The negative impact on women
The authors found that women in the informal sector were being particularly affected by COVID-19. A majority of women work in high-contact sectors (such as wholesale / retail trade) and have been impacted by curfew restrictions (e.g. the elimination of key 5pm sales). Many are unable to benefit from fiscal stimulus measures as they are not officially registered. Since schools are closed, there are also increased household pressures.
What can be done to support the informal sector?
- Innovative support systems: conventional approaches - deployed by government and the financial sector - may not work to support the informal sector.

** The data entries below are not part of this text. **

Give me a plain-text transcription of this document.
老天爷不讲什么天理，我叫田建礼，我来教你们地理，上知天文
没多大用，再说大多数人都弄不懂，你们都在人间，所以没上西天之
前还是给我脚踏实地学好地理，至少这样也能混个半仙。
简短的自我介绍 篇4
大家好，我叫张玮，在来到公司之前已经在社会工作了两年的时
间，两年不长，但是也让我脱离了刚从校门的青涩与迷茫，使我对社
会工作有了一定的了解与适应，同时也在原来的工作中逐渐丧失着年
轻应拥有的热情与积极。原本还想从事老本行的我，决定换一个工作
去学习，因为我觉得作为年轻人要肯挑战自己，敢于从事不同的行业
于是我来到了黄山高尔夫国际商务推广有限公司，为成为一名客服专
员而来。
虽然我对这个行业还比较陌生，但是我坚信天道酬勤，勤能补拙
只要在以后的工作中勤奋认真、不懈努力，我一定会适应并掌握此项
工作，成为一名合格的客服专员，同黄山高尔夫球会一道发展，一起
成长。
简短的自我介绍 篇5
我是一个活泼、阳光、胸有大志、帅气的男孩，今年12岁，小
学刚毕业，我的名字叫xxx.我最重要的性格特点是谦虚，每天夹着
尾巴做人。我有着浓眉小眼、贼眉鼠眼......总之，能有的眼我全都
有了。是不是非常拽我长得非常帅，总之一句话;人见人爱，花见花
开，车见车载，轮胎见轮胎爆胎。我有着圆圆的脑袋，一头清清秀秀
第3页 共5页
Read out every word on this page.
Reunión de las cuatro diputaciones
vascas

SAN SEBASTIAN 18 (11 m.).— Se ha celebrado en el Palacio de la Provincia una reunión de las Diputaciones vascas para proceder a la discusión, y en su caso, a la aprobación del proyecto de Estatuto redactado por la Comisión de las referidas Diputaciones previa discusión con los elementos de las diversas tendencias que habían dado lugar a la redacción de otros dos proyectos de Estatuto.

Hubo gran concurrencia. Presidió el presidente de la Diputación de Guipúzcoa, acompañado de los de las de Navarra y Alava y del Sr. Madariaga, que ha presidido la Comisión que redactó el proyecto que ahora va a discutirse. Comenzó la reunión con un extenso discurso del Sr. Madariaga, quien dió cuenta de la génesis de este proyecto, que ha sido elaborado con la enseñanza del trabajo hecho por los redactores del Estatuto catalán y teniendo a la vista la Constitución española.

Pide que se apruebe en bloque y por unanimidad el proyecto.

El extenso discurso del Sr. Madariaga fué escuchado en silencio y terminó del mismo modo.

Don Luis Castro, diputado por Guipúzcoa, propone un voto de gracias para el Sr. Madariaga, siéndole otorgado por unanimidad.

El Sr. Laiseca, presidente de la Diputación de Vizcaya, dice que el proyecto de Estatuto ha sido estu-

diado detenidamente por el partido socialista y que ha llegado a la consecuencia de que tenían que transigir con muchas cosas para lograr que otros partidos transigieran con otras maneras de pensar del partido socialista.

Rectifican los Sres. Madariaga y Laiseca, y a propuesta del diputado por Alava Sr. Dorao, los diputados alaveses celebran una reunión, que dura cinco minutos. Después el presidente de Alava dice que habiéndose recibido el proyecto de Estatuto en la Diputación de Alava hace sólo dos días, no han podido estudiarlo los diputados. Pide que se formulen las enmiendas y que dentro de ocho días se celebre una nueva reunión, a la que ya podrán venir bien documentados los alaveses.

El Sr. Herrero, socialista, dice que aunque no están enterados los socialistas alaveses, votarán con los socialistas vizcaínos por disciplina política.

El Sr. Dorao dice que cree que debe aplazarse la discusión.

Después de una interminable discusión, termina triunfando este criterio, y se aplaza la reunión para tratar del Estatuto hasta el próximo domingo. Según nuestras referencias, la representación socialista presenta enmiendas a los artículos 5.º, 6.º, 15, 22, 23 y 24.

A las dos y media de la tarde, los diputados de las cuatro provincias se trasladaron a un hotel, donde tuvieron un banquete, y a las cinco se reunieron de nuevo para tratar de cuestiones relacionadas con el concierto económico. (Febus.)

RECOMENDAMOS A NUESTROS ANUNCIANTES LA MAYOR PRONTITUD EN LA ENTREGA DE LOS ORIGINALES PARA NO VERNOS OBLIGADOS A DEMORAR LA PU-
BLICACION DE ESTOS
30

The authors suggest offering bounce back loans through supply chains / community financial institutions and decreasing bureaucratic burdens.
- The needs vary by sector: the support provided to individuals working in resilient sectors should differ from the support provided to those working in sectors that have been seriously affected – like tourism.

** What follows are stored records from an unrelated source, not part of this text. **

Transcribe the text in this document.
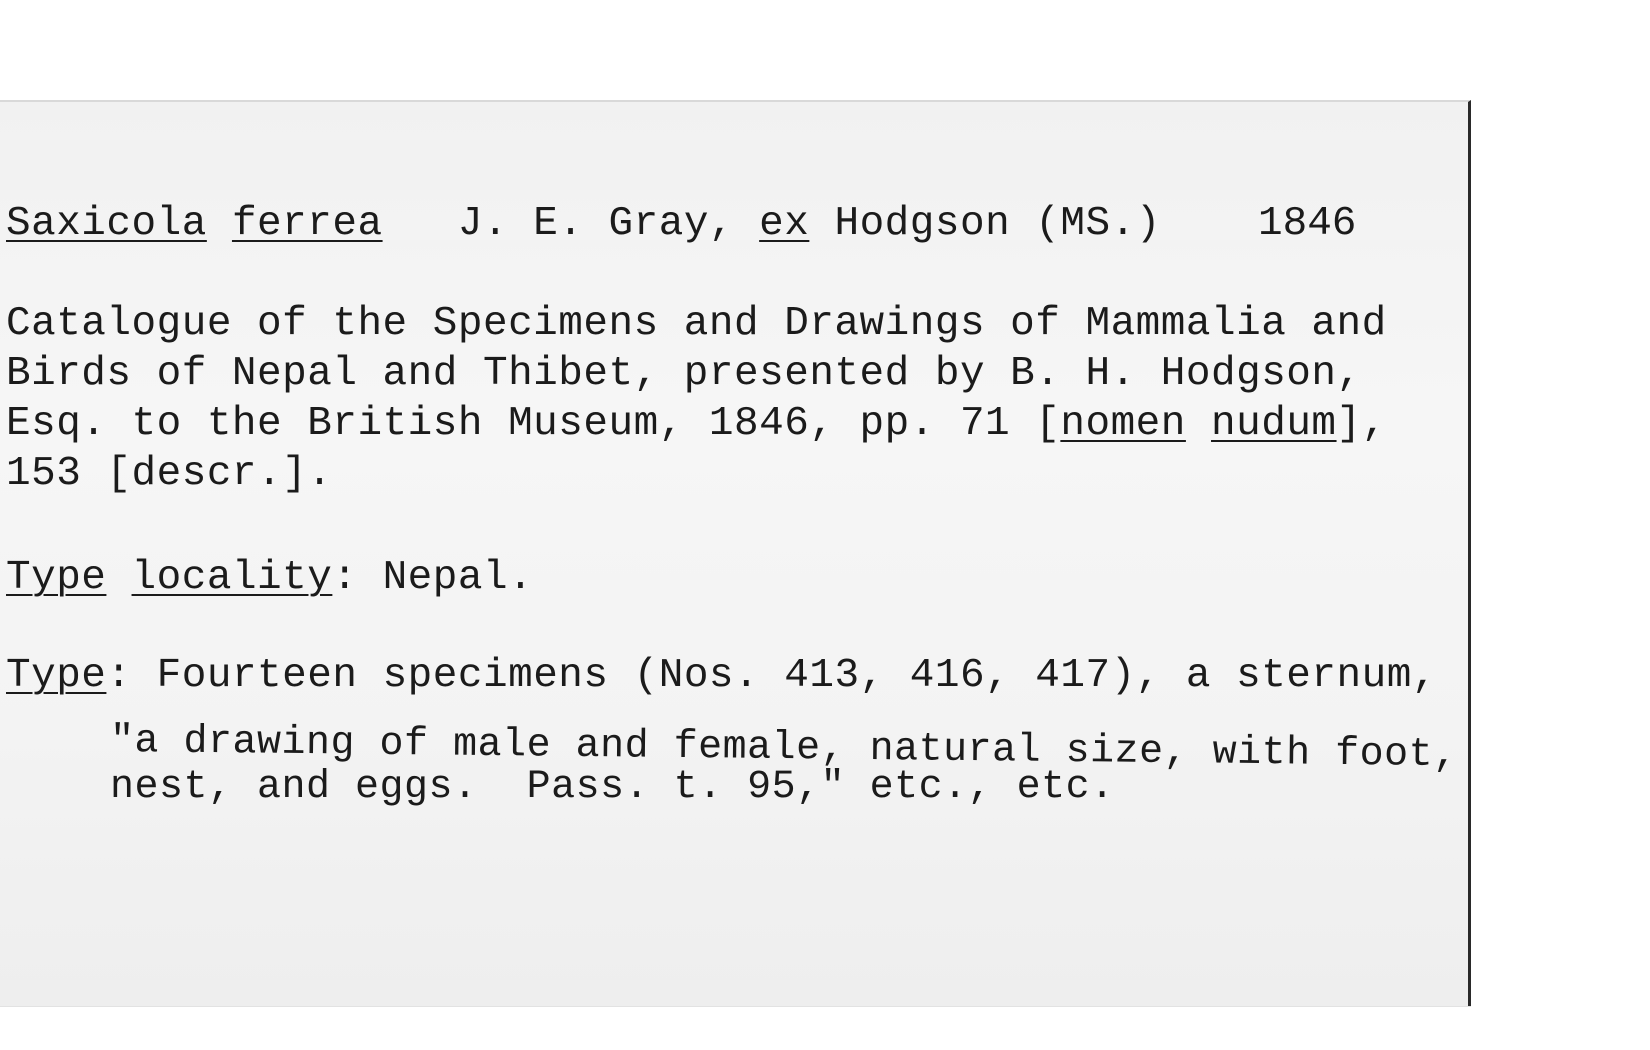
Saxicola ferrea J. E. Gray, ex Hodgson (MS.) 1846
Catalogue of the Specimens and Drawings of Mammalia and
Birds of Nepal and Thibet, presented by B. H. Hodgson,
Esq. to the British Museum, 1846, pp. 71 [nomen nudum],
153 [descr.].
Type locality: Nepal.
Type: Fourteen specimens (Nos. 413, 416, 417), a sternum,
"a drawing of male and female, natural size, with foot,
nest, and eggs.  Pass. t. 95," etc., etc.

- Digitalisation: While digital tools are an enabler, care will have to be taken to ensure the informal sector is not digitally excluded – owing to the cost of connectivity and electronic devices, at a time when disposable income is especially low.
3 – In a post for Trade Law Centre, Trudi Hartzenberg (Executive Director) and Gerhard Erasmus (Founder) detail why - contrary to popular opinion - the postponement of the $3.4T AfCFTA may in fact be beneficial for Africa.

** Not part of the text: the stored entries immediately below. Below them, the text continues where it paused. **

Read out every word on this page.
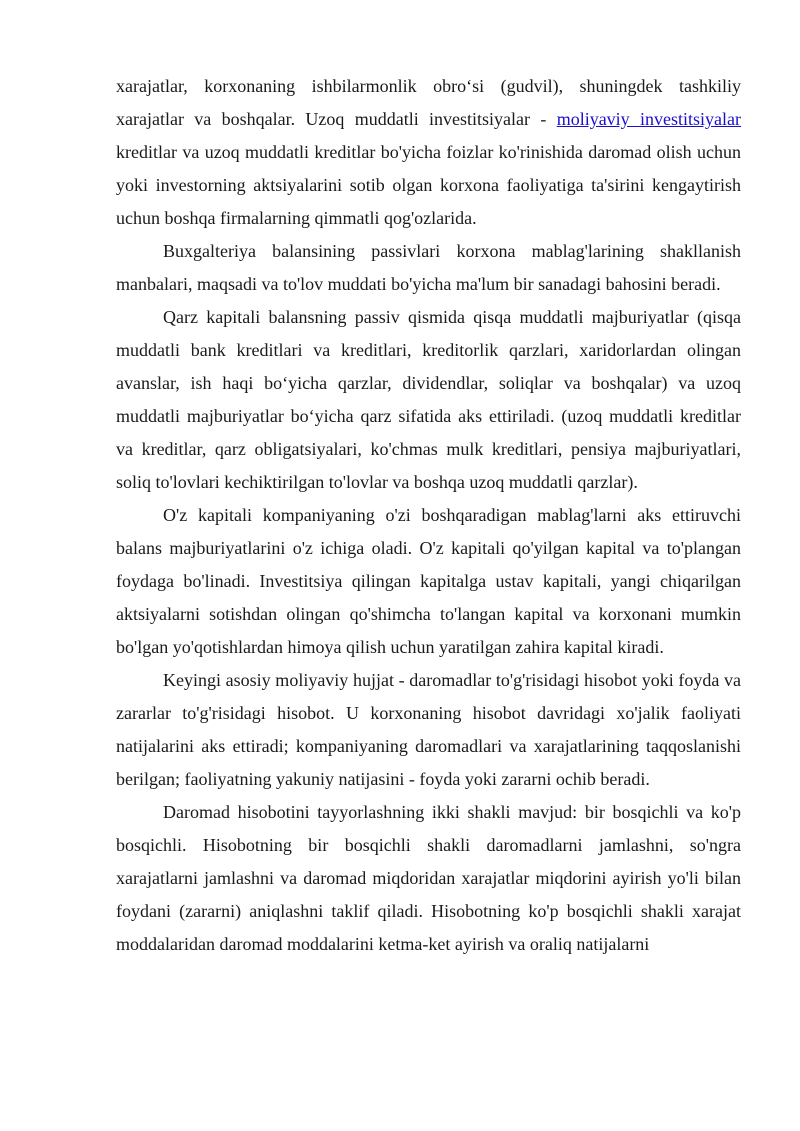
xarajatlar, korxonaning ishbilarmonlik obro‘si (gudvil), shuningdek tashkiliy xarajatlar va boshqalar. Uzoq muddatli investitsiyalar - moliyaviy investitsiyalar kreditlar va uzoq muddatli kreditlar bo'yicha foizlar ko'rinishida daromad olish uchun yoki investorning aktsiyalarini sotib olgan korxona faoliyatiga ta'sirini kengaytirish uchun boshqa firmalarning qimmatli qog'ozlarida.

Buxgalteriya balansining passivlari korxona mablag'larining shakllanish manbalari, maqsadi va to'lov muddati bo'yicha ma'lum bir sanadagi bahosini beradi.

Qarz kapitali balansning passiv qismida qisqa muddatli majburiyatlar (qisqa muddatli bank kreditlari va kreditlari, kreditorlik qarzlari, xaridorlardan olingan avanslar, ish haqi bo‘yicha qarzlar, dividendlar, soliqlar va boshqalar) va uzoq muddatli majburiyatlar bo‘yicha qarz sifatida aks ettiriladi. (uzoq muddatli kreditlar va kreditlar, qarz obligatsiyalari, ko'chmas mulk kreditlari, pensiya majburiyatlari, soliq to'lovlari kechiktirilgan to'lovlar va boshqa uzoq muddatli qarzlar).

O'z kapitali kompaniyaning o'zi boshqaradigan mablag'larni aks ettiruvchi balans majburiyatlarini o'z ichiga oladi. O'z kapitali qo'yilgan kapital va to'plangan foydaga bo'linadi. Investitsiya qilingan kapitalga ustav kapitali, yangi chiqarilgan aktsiyalarni sotishdan olingan qo'shimcha to'langan kapital va korxonani mumkin bo'lgan yo'qotishlardan himoya qilish uchun yaratilgan zahira kapital kiradi.

Keyingi asosiy moliyaviy hujjat - daromadlar to'g'risidagi hisobot yoki foyda va zararlar to'g'risidagi hisobot. U korxonaning hisobot davridagi xo'jalik faoliyati natijalarini aks ettiradi; kompaniyaning daromadlari va xarajatlarining taqqoslanishi berilgan; faoliyatning yakuniy natijasini - foyda yoki zararni ochib beradi.

Daromad hisobotini tayyorlashning ikki shakli mavjud: bir bosqichli va ko'p bosqichli. Hisobotning bir bosqichli shakli daromadlarni jamlashni, so'ngra xarajatlarni jamlashni va daromad miqdoridan xarajatlar miqdorini ayirish yo'li bilan foydani (zararni) aniqlashni taklif qiladi. Hisobotning ko'p bosqichli shakli xarajat moddalaridan daromad moddalarini ketma-ket ayirish va oraliq natijalarni
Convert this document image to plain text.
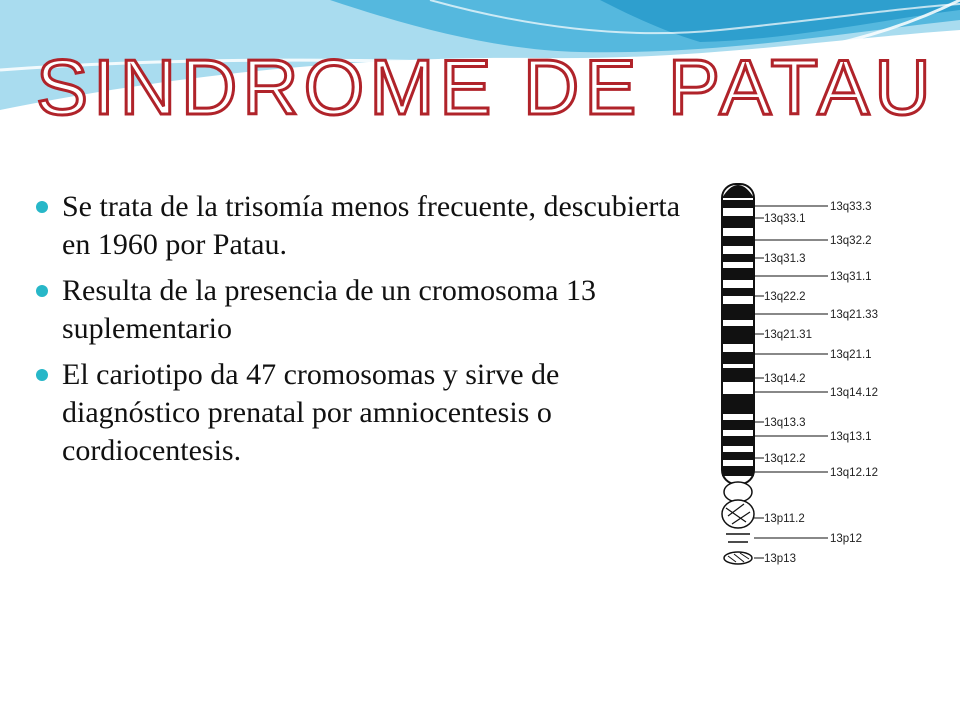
SINDROME DE PATAU
Se trata de la trisomía menos frecuente, descubierta en 1960 por Patau.
Resulta de la presencia de un cromosoma 13 suplementario
El cariotipo da 47 cromosomas y sirve de diagnóstico prenatal por amniocentesis o cordiocentesis.
13q33.1
13q31.3
13q22.2
13q21.31
13q14.2
13q13.3
13q12.2
13p11.2
13p13
13q33.3
13q32.2
13q31.1
13q21.33
13q21.1
13q14.12
13q13.1
13q12.12
13p12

With the current COVID-19 crisis, the authors question whether individual countries are really prepared for a Free Trade Area in Africa, as they focus on containing outbreaks. Even prior to COVID-19 in Africa, there was a significant amount of work outstanding:
- The AfCFTA was ratified by the 55 member nations at the end of May 2019. However, the AfCFTA would only be ready for implementation after rules for opening markets had been agreed and the required domestic procedures had been put in place.
- The outstanding negotiations include tariff reductions, rules of origin and conditions for trade in services. These talks would have required real momentum to conclude on 1 July 2020.
- The five priority services sectors as part of the AfCFTA are: finance, transport, communication, business services and tourism. Initially, the deals were to be completed by 31 January 2020 and finalized for free trade by the end of May 2020. This has all been delayed.
The authors point out numerous reasons why the AfCFTA cannot be implemented by its initial deadline of 1 July 2020:
- Owing to COVID-19, the domestic priorities for each member country have changed.
- The design of the AfCFTA is complicated.
- It would be difficult to complete the deal via e-negotiations, given the scope of the agreement.
- The levels of economic development in each member country vary greatly.
- There is a need for the impacts and implications of the pandemic to be better understood – as these will affect the nature of the AfCFTA.
The authors conclude by referring to the possible opportunity that COVID-19 may well present Africa: a moment to reflect, debate and seek innovative responses to very complex challenges.